Гольдмунд засмеялся, чокнулся и отпил. Теплое вино было приправлено корицей и гвоздикой и подслащено сахаром, такого он еще никогда не пил. Ему пришло в голову, что он уже был однажды болен, тогда Нарцисс принял в нем участие. Теперь вот патер Ансельм был так мил с ним. Ему было очень хорошо, в высшей степени приятно и удивительно лежать здесь при свете лампы и среди ночи пить сладкое теплое вино со старым патером.

– Живот болит? – спросил старик.

– Нет.

– Я-то подумал, у тебя колики, Гольдмунд. Значит, нет.
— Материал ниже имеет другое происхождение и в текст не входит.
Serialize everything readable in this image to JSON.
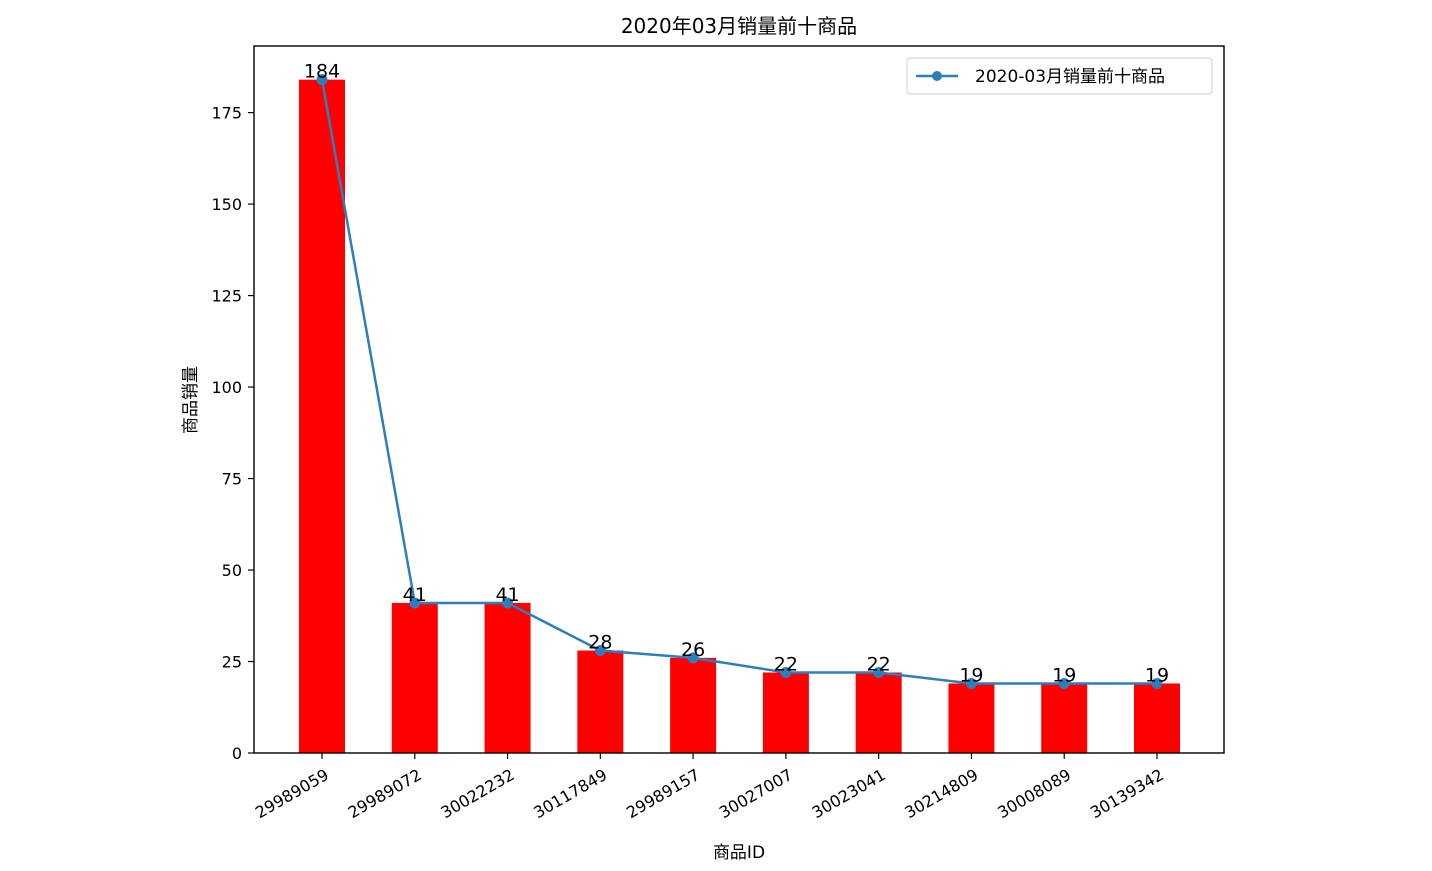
{
  "chart_data": {
    "type": "bar",
    "title": "2020年03月销量前十商品",
    "xlabel": "商品ID",
    "ylabel": "商品销量",
    "categories": [
      "29989059",
      "29989072",
      "30022232",
      "30117849",
      "29989157",
      "30027007",
      "30023041",
      "30214809",
      "30008089",
      "30139342"
    ],
    "ylim": [
      0,
      193.2
    ],
    "yticks": [
      0,
      25,
      50,
      75,
      100,
      125,
      150,
      175
    ],
    "grid": false,
    "legend_position": "top-right",
    "series": [
      {
        "type": "bar",
        "values": [
          184,
          41,
          41,
          28,
          26,
          22,
          22,
          19,
          19,
          19
        ],
        "color": "#ff0000"
      },
      {
        "type": "line",
        "name": "2020-03月销量前十商品",
        "values": [
          184,
          41,
          41,
          28,
          26,
          22,
          22,
          19,
          19,
          19
        ],
        "color": "#2e7ebc",
        "marker": "circle"
      }
    ],
    "data_labels": [
      "184",
      "41",
      "41",
      "28",
      "26",
      "22",
      "22",
      "19",
      "19",
      "19"
    ]
  }
}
Покажи-ка язык.

Так, хорошо. Старый Ансельм и здесь обознался. Завтра ты еще полежишь, потом я приду и осмотрю тебя. А вино ты уже выпил? Правильно, оно должно хорошо подействовать на тебя. Дай-ка посмотрю, не осталось ли еще. По полбокала каждому наберется, если по-братски поделим. Ты нас порядком напугал, Гольдмунд! Лежал там на галерее как труп. У тебя правда живот не болит?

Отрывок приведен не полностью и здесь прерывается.